Stacked mutations disrupting syringyl and p -coumaroylated lignin biosynthesis in rice result in lignin dominated by guaiacyl units: insights into grass-specific lignin monomer biosynthesis and polymerization mechanisms

The aromatic composition of lignin significantly impacts the usability of lignocellulosic biomass. In eudicots, transgenic and mutant lines with elevated guaiacyl (G) or syringyl (S) lignin units have been successfully generated by manipulating the expression level of CONIFERALDEHYDE 5-HYDROXYLASE (CAld5H). However, this bioengineering approach has proven less effective in grasses, implicating the potential existence of a grass-specific alternative pathway for S lignin biosynthesis.
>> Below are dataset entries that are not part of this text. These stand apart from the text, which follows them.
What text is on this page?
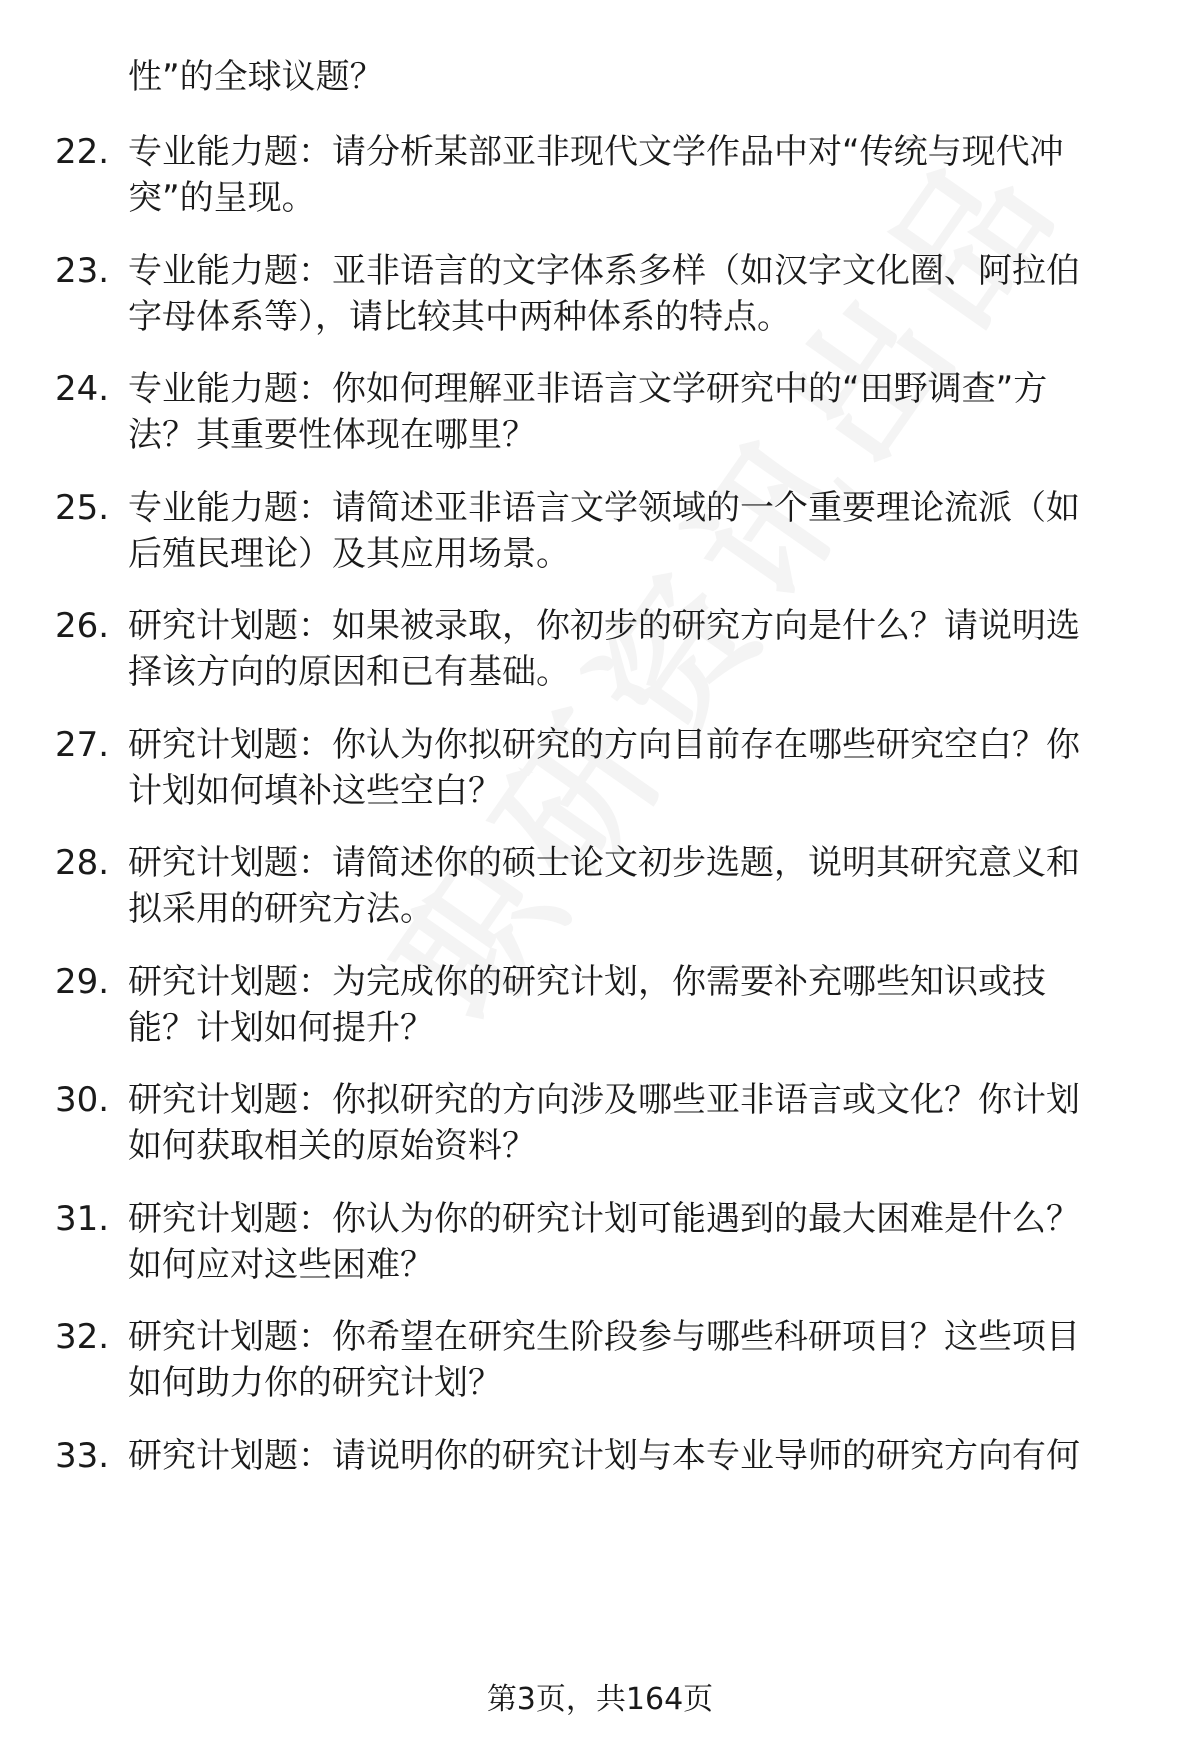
性”的全球议题？
22. 专业能力题：请分析某部亚非现代文学作品中对“传统与现代冲
突”的呈现。
23. 专业能力题：亚非语言的文字体系多样（如汉字文化圈、阿拉伯
字母体系等），请比较其中两种体系的特点。
24. 专业能力题：你如何理解亚非语言文学研究中的“田野调查”方
法？其重要性体现在哪里？
25. 专业能力题：请简述亚非语言文学领域的一个重要理论流派（如
后殖民理论）及其应用场景。
26. 研究计划题：如果被录取，你初步的研究方向是什么？请说明选
择该方向的原因和已有基础。
27. 研究计划题：你认为你拟研究的方向目前存在哪些研究空白？你
计划如何填补这些空白？
28. 研究计划题：请简述你的硕士论文初步选题，说明其研究意义和
拟采用的研究方法。
29. 研究计划题：为完成你的研究计划，你需要补充哪些知识或技
能？计划如何提升？
30. 研究计划题：你拟研究的方向涉及哪些亚非语言或文化？你计划
如何获取相关的原始资料？
31. 研究计划题：你认为你的研究计划可能遇到的最大困难是什么？
如何应对这些困难？
32. 研究计划题：你希望在研究生阶段参与哪些科研项目？这些项目
如何助力你的研究计划？
33. 研究计划题：请说明你的研究计划与本专业导师的研究方向有何
第3页，共164页
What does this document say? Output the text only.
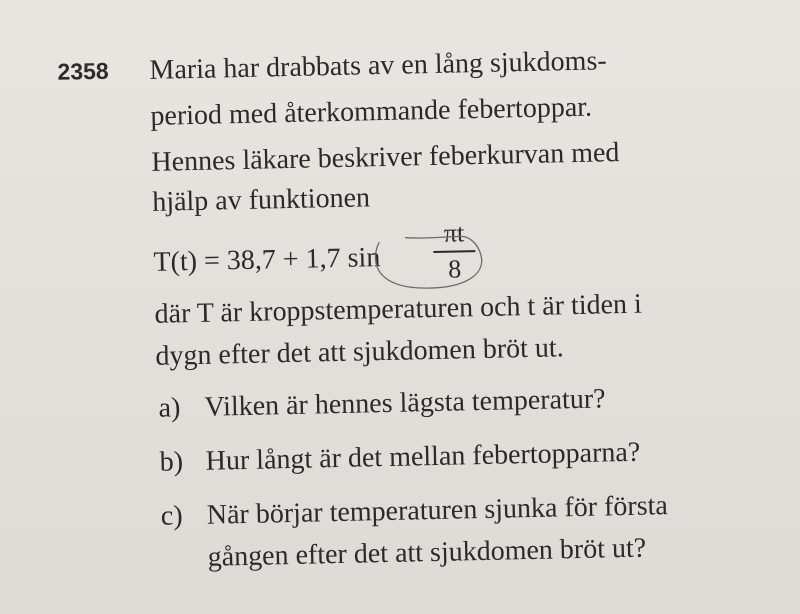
2358 Maria har drabbats av en lång sjukdoms-
period med återkommande febertoppar.
Hennes läkare beskriver feberkurvan med
hjälp av funktionen
T(t) = 38,7 + 1,7 sin
πt
8
där T är kroppstemperaturen och t är tiden i
dygn efter det att sjukdomen bröt ut.
a) Vilken är hennes lägsta temperatur?
b) Hur långt är det mellan febertopparna?
c) När börjar temperaturen sjunka för första
gången efter det att sjukdomen bröt ut?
Through characterization of genome-edited rice mutants, we demonstrated that S lignin in rice can be virtually eliminated by disrupting genes encoding CAld5H along with p - COUMAROYL-COENZYME A:MONOLIGNOL TRANSFERASE (PMT), a grass-specific enzyme essential for the biosynthesis of monolignol p -coumarate conjugates. In contrast, individual mutations in either CAld5H or PMT genes resulted in incomplete elimination of S lignin. These findings provide strong evidence that rice possesses a CAld5H-independent pathway leading to the grass-specific monolignol p -coumarate conjugates.

In-depth structural characterizations of G-dominated lignins from rice and Arabidopsis mutants, natural gymnosperm pine, and G-type synthetic lignin revealed pronounced effects of lineage-dependent cell wall environments on the linkage patterns and molecular weight distributions of the resulting lignin polymers.

Overall, our findings highlight previously overlooked lineage-specific lignin monomer biosynthesis and polymerization patterns in grasses.